Protesters gathered outside Buru Energy’s annual general meeting today at the Celtic Club in West Perth to protest the oil and gas giant’s upcoming plans to ‘frack the Kimberley’.

Protesters outside the Celtic Club. Photo: Rebecca Stacy

The protest, organised by Lock the Gate Alliance WA, aims to get Buru Energy to consider an alternative way of sourcing gas after plans to frack at Yawuru.

Lock the Gate Alliance WA spokesperson Jane Hammond says Buru Energy will initially be targeting conventional gas in Yawuru, before it moves onto tight gas, which will require fracking to extract.

“They [Buru Energy] are not using the term fracking because they know how weighted that is,” she says.
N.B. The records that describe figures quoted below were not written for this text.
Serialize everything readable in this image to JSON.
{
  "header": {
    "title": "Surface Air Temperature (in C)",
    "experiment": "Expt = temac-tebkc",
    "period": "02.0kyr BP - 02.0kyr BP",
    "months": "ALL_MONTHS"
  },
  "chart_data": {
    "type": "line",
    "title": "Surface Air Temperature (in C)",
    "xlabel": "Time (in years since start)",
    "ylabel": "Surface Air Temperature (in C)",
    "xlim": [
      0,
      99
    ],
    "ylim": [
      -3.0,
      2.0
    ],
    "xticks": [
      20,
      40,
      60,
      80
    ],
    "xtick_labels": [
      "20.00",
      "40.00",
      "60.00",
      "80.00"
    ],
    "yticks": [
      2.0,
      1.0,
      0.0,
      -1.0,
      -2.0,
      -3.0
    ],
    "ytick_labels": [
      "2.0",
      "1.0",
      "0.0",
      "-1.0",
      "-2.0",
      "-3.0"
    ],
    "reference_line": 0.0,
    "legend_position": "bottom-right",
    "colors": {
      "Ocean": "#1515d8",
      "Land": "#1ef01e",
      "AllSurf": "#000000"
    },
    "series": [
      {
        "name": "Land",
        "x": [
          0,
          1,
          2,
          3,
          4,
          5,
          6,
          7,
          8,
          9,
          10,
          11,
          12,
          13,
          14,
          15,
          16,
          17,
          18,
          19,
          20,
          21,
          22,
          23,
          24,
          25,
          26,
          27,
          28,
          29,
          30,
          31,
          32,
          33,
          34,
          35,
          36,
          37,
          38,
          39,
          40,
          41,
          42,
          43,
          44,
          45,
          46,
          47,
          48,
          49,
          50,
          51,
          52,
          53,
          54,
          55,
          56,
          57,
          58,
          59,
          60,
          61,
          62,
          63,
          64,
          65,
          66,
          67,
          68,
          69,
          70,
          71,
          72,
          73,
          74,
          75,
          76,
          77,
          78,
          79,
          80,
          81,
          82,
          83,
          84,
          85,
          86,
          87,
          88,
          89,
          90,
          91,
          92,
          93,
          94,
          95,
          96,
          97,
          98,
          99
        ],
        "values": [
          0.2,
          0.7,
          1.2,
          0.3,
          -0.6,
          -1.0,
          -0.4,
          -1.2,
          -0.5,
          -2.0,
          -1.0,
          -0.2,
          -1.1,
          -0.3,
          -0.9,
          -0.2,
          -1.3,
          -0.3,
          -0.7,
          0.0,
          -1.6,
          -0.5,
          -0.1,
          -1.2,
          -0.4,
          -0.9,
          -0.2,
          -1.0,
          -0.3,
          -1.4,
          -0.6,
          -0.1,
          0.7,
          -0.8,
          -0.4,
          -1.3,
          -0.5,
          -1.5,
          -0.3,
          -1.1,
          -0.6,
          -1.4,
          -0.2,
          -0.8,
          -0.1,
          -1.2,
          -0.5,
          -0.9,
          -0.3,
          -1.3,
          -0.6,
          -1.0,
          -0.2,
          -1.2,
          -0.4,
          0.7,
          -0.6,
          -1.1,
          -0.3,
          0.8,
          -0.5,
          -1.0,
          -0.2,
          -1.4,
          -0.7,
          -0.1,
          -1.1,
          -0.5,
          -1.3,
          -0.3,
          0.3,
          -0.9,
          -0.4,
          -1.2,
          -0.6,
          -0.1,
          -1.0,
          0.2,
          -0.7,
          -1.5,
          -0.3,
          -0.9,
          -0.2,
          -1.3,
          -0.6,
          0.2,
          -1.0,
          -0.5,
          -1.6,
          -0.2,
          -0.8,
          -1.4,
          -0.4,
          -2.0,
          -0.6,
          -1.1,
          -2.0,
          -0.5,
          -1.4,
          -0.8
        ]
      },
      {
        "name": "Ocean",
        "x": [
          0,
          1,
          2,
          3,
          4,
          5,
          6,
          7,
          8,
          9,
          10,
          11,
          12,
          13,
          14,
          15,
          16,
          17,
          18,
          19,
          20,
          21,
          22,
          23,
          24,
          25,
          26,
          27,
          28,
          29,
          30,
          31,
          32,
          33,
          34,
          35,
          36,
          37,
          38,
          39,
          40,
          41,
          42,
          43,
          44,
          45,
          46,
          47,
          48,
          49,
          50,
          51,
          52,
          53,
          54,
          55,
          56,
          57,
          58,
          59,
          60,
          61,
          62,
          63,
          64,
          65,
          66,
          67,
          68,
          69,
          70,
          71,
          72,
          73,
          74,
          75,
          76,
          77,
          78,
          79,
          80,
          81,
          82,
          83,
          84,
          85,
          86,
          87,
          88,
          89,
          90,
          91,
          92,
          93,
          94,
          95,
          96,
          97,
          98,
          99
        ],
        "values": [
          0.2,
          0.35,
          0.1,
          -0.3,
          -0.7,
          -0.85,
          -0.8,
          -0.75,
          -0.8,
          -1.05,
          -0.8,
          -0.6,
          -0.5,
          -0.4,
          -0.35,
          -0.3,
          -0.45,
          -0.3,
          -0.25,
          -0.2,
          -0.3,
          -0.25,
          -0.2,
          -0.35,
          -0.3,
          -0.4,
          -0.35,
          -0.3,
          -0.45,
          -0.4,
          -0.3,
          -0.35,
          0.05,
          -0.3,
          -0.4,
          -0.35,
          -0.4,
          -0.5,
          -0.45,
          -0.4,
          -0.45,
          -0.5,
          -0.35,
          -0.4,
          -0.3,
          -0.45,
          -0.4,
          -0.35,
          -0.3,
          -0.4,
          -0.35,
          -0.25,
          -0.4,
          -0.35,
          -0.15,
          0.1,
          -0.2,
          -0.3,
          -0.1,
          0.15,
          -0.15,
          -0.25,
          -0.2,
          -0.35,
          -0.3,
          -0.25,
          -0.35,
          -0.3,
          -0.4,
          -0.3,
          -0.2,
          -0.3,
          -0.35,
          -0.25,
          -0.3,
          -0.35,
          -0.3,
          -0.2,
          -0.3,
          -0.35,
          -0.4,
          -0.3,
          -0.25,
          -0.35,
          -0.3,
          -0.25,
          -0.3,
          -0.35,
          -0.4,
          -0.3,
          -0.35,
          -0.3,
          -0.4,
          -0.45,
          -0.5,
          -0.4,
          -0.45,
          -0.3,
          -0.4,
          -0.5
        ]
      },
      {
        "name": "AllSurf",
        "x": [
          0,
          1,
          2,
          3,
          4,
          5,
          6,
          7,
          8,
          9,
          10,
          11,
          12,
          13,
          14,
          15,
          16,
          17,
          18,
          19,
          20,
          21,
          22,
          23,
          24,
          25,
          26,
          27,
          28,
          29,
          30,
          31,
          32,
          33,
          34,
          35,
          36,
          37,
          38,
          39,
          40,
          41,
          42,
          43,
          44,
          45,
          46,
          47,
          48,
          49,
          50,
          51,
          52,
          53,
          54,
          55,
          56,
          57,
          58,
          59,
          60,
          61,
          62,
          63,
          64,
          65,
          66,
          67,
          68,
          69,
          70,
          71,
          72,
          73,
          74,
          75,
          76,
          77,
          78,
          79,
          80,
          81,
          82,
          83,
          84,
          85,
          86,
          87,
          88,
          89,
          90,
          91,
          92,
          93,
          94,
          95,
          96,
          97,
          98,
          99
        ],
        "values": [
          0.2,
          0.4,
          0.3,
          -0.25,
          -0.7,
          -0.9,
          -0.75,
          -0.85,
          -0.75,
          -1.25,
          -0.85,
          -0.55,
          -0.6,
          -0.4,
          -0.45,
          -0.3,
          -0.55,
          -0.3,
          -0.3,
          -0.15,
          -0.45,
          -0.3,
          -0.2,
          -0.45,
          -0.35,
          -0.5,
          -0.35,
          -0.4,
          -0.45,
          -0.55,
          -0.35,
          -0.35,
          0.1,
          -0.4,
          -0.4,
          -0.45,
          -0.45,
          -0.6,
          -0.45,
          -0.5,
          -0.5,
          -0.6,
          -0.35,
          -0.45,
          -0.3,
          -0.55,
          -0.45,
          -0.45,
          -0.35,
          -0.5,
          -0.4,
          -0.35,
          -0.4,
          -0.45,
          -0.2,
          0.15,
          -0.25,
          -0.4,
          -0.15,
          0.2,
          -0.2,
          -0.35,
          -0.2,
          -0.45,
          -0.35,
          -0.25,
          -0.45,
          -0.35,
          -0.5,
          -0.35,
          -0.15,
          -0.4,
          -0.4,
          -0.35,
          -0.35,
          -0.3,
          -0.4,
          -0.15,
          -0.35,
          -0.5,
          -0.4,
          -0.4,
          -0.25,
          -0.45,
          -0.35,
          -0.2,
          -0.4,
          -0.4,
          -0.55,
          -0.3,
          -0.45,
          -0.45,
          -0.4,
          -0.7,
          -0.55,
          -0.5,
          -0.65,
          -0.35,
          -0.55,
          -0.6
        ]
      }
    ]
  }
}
Ms Hammond says in their submission to the WA inquiry into fracking, Buru Energy admitted they found elevated levels of radioactive material and high levels of salts, Boron and Barium in their fracking flowback fluid.

“Their solution to what to do with this intractable waste – feed it to cows as stock water,” she says.

“If you feed stock that’s going into our export market a potentially radioactive and contaminated water, you could kill off that industry.”

Screenshot from Frack Free WA’s Facebook account.

Wilderness Society of WA State Director Kit Sainsbury says Buru Energy needs to be reminded they don’t have the social licence to follow this through.

“There is enough public community support, not just in the Kimberley with traditional custodians, but here within Perth and beyond to further demonstrate that fracking is a dangerous industry that should not go ahead,” he says.

Mr Sainsbury says there are alternative measures to fracking that could better not only the Kimberley, but society as a whole.

“There are viable alternatives in the industry to take this on beyond fracking that will provide jobs, that will provide a beneficial economy and will also lead to a cleaner future for that area and for Western Australia as a whole.”

Buru Energy did not respond to requests for comment.